Compare that to an average annual income of $26,795 for someone with a high school diploma and no college education.

Even some college education or a two-year associate's degree can boost income with the latter earning an average of $34,744.

"I feel it's very important that people get that education, get that degree," Fogtman said.

So she will encourage the employees she supervises to further their education as well, she said.

Fogtman is not done. She starts working toward a Master of Business Administration on Sept. 2 at Frostburg State University's Hagerstown Center.

She said she hopes to retire from the federal government with an MBA she can use to start a consulting business.

"I feel that if I had my BA and my MBA I would be more marketable," Fogtman said.

Critical issue

Continuing education after high school is critical for the local work force, said Peggy Bushey, chairwoman of the Hagerstown-Washington County Economic Development Commission's Workforce Development Committee and president of Cavetown Planing Mill Co.

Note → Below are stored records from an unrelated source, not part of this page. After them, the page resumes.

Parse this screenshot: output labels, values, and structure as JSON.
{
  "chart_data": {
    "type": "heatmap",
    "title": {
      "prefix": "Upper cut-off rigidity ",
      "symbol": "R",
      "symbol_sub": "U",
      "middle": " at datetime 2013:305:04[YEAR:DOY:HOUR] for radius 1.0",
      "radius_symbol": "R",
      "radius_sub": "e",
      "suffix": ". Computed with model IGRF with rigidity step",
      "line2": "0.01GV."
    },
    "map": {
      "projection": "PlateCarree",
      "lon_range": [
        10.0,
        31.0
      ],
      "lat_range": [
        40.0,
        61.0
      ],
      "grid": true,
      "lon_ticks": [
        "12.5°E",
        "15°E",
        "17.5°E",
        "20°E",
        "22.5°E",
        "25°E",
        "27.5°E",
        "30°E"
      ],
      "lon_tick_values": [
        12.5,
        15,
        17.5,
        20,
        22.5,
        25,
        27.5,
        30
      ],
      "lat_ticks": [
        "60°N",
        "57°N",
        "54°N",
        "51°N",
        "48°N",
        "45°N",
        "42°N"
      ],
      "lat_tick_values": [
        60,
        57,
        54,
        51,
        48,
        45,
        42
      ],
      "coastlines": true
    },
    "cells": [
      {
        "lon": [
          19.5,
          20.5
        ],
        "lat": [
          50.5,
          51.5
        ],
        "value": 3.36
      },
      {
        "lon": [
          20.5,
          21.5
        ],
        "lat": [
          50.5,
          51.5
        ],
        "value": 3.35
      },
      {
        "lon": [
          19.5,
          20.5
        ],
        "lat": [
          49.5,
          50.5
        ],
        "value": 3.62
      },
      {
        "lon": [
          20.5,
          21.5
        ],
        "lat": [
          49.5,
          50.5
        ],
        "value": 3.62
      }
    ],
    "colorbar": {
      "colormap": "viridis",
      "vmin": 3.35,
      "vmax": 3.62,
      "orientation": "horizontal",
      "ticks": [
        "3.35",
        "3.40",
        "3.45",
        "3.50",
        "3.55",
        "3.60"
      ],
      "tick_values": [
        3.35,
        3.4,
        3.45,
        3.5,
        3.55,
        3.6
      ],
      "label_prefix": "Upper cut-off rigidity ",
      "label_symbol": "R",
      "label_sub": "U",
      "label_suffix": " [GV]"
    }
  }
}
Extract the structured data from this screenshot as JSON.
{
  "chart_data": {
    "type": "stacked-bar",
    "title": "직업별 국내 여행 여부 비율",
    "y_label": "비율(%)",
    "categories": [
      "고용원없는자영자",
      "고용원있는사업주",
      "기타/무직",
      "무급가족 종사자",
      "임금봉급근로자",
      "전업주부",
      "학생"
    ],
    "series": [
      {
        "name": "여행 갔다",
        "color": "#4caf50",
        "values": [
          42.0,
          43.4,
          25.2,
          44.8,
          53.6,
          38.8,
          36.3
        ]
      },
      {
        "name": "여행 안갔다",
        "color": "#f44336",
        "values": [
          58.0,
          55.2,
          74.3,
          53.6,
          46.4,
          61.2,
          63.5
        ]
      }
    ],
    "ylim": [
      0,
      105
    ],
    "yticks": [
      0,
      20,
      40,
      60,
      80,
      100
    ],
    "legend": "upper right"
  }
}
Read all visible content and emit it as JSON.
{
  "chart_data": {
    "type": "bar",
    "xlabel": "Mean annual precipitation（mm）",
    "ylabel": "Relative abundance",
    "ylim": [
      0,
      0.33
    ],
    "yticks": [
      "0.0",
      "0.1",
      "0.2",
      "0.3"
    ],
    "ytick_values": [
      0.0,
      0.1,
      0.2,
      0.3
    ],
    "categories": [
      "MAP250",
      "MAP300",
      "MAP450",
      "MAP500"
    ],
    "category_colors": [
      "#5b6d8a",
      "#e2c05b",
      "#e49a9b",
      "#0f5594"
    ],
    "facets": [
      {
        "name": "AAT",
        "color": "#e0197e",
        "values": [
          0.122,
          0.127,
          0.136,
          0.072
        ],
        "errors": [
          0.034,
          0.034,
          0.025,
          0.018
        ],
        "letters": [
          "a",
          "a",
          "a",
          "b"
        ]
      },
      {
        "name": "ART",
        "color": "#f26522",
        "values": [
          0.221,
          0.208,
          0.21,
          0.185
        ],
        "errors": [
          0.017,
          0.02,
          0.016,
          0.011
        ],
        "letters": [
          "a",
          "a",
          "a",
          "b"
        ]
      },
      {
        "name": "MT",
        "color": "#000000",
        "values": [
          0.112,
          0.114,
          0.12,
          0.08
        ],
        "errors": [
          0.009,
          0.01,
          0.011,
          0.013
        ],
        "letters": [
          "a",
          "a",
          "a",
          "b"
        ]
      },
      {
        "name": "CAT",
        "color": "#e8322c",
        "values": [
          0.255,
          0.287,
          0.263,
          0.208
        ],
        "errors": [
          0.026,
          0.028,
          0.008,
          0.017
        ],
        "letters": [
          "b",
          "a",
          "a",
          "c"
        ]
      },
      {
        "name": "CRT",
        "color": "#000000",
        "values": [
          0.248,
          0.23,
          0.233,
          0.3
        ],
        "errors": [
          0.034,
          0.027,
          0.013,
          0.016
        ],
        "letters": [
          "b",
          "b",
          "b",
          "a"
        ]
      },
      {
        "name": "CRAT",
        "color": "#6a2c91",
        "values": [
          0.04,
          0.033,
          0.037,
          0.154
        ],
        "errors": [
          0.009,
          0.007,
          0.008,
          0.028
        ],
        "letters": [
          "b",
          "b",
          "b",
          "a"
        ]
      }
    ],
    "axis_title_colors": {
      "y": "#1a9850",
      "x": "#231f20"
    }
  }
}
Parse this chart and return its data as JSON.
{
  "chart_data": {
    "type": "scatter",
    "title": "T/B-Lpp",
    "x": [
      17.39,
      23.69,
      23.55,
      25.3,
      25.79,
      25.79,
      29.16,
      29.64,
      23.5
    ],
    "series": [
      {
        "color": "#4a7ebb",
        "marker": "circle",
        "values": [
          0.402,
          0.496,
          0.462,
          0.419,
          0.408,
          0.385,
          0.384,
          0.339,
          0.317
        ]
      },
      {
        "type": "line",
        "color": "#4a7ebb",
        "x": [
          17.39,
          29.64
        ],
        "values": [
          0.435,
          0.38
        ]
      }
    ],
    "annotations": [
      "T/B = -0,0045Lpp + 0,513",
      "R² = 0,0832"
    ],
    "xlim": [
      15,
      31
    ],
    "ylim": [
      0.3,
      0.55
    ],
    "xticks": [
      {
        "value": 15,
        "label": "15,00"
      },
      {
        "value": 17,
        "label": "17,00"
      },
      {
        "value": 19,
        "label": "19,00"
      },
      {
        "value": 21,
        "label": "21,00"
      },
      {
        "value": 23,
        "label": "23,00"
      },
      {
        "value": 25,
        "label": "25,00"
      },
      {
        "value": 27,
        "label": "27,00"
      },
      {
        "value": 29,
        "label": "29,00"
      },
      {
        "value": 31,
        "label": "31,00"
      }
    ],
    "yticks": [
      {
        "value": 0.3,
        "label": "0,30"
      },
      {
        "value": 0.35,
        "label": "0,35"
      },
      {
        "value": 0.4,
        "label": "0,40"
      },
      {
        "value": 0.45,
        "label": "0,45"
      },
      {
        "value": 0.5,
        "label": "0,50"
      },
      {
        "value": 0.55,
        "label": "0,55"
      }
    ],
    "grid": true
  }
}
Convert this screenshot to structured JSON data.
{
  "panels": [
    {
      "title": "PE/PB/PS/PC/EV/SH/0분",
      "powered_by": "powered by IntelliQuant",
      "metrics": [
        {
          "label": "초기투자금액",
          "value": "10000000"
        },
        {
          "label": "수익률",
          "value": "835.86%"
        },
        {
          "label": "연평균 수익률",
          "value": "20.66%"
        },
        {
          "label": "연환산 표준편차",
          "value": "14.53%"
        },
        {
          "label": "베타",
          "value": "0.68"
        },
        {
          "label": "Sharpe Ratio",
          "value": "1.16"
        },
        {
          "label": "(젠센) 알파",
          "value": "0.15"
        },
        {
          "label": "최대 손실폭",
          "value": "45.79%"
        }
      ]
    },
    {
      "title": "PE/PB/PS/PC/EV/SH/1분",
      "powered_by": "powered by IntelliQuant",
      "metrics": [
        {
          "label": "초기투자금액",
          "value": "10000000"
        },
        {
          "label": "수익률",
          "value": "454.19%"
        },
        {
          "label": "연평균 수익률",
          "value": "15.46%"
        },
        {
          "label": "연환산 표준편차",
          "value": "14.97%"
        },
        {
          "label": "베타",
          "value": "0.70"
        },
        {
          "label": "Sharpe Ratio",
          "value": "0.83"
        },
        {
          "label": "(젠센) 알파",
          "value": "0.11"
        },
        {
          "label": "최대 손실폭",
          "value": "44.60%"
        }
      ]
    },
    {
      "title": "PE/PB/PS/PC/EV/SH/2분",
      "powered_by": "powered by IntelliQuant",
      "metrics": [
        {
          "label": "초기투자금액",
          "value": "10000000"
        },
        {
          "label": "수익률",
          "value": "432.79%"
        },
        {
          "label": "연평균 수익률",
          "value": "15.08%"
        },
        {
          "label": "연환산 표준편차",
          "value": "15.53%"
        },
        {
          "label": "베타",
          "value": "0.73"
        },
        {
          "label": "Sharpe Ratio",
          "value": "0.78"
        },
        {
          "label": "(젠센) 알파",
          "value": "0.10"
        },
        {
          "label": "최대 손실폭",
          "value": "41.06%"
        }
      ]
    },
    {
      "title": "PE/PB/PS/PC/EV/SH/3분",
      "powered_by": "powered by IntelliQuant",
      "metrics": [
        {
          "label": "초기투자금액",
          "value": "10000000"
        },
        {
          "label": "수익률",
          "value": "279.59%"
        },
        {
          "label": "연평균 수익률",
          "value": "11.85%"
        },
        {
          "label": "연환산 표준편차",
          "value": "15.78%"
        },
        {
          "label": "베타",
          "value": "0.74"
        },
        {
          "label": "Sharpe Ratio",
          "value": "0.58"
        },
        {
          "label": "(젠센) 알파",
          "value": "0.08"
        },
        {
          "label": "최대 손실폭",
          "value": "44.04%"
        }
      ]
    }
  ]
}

The biggest constraint on long-term growth in the Hagerstown area is the low level of educational attainment in the labor force, according to research by that Washington County Board of Education Chief Operating Officer Bill Blum obtained.

Less than 15 percent of the county's population ages 25 and older have at least a bachelor's degree, compared to more than 24 percent nationwide, the study states. According to Census 2000, almost 9 percent of county residents 25 and older have at least a bachelor's degree.'s report states that a poorly educated population attracts companies, such as call centers, looking for a low-skilled work force.

Literacy concerns

EDC Chairman Doug Wright said the commission is trying several ways to increase the county's potential work force, including the number of workers with bachelor's degrees.

EDC officials are concerned about how many county residents are illiterate and that the number of residents who don't have a high school diploma outnumber the people with a bachelor's degree, Wright said.

According to Census 2000, 20,070 Washington County residents 25 or older didn't have a high school diploma, while 7,992 residents had a bachelor's degree.

According to a 1992 State of Literacy in America study, 17 percent of Washington County's population was Level I illiterate. That translates into about a fourth-grade reading level, said Kathleen O'Connell, assistant director with Washington County Free Library.

EDC officials know many county residents with college degrees are commuting outside the county to work, Wright said. They are part of the available work pool that could choose to stay in the county if an employer was looking for college-educated workers, he said.

One of the EDC's main goals is to attract high-paying jobs to Washington County. Often, that could mean technical jobs.

High-tech companies will typically be looking for workers with college degrees, EDC Executive Director Tim Troxell said.

It's hard to say what influence the educational level of the county's residents plays in a company's decision on whether to locate in the county, Wright said. It's possible some companies don't contact the EDC for more information because they see statistics that show the scarcity of residents with college degrees or even a high school diploma, he said.

It is hoped that the coming University System of Maryland Hagerstown Education Center will pay off for companies looking to locate in the county and help employees with existing companies get more skills, Troxell said.

To bring in those higher-paying jobs, the county will need a more highly educated work force, said Troxell and schools Superintendent Elizabeth Morgan.

The EDC is working on that with the School Board, Hagerstown Community College and area four-year schools, Troxell said.